Katzenjammer (German)

Meaning: A discordant noise, or a terrible hangover.

Origin: In German, Katze means ‘cat’ and jammern is ‘to wail’. So, a Katzenjammer (pronounced ‘catsun-yammer’) is literally a ‘cat’s wail’ – and refers to an ear-splitting noise or a head-splitting hangover.

Although the first meaning is self-explanatory, why it acquired the second is unclear.  Is it because someone with a hangover wails like a cat? Or is it because a hangover can feel like a cat wailing inside your head?

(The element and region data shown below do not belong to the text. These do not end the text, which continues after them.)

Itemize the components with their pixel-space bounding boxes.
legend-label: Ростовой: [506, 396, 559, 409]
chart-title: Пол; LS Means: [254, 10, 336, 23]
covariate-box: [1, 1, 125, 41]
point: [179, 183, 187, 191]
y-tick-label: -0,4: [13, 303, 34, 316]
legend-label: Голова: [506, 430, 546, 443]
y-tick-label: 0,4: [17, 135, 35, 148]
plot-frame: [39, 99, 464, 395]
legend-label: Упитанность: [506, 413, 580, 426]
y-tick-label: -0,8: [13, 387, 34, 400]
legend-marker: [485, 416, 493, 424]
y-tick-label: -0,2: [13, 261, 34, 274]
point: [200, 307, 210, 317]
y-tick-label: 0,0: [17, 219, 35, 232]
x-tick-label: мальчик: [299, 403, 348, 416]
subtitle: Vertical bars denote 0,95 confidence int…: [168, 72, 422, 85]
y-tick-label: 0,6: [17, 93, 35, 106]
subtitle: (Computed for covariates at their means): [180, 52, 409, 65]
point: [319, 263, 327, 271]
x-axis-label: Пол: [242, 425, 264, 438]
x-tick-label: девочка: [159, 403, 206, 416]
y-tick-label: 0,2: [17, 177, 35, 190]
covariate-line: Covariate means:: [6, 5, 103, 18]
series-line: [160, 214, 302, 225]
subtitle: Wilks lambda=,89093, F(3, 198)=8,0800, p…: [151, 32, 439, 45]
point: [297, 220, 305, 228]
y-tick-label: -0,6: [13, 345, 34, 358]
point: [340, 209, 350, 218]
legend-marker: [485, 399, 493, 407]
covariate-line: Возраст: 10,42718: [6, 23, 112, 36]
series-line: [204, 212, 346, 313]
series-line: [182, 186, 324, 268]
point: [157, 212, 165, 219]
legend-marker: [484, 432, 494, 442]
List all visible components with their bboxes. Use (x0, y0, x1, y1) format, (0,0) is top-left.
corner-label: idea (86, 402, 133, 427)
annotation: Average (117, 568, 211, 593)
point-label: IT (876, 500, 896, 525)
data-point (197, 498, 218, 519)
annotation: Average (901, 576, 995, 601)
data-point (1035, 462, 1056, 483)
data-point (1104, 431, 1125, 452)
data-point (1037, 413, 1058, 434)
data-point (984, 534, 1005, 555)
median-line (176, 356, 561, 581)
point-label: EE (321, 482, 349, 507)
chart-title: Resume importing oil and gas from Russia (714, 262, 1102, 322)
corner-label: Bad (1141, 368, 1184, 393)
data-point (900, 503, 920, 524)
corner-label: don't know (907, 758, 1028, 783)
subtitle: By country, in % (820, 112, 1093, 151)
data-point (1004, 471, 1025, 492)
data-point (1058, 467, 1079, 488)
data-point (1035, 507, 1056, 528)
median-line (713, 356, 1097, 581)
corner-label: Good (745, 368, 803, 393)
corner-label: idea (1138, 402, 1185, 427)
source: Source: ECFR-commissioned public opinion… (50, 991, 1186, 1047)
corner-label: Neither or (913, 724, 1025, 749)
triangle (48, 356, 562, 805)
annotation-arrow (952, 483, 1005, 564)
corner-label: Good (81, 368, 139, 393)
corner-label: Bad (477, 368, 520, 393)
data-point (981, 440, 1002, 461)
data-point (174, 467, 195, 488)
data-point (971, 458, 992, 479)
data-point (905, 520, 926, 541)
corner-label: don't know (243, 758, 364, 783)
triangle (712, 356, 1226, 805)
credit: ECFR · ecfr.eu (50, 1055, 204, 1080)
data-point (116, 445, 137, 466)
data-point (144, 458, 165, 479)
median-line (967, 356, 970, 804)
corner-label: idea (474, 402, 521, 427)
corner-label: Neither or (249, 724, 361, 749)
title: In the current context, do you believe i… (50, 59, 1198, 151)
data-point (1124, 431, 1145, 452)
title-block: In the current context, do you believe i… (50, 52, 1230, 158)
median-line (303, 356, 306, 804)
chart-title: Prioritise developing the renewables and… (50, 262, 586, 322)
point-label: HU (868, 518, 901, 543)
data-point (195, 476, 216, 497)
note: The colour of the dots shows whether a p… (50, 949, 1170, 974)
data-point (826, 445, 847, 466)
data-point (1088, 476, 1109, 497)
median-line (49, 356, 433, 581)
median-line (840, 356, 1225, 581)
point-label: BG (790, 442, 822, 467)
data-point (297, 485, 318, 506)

Katzenjammers is also the name of a famous German pub in London – presumably because that’s precisely what you’ll wake up with the morning after.

That’s all for now.  The second article in this series, will explore another 10 cat-related idioms.

In the meantime, rest assured that the expression ‘couldn’t swing a cat’ has nothing to do with animal cruelty – and everything to do with a space too small in which to swing a whip!

This article first appeared in the autumn 2018 issue of The Cat magazine, and my huge thanks to Francesca Watson who has given me her kind permission to publish it on the Daily Mews website.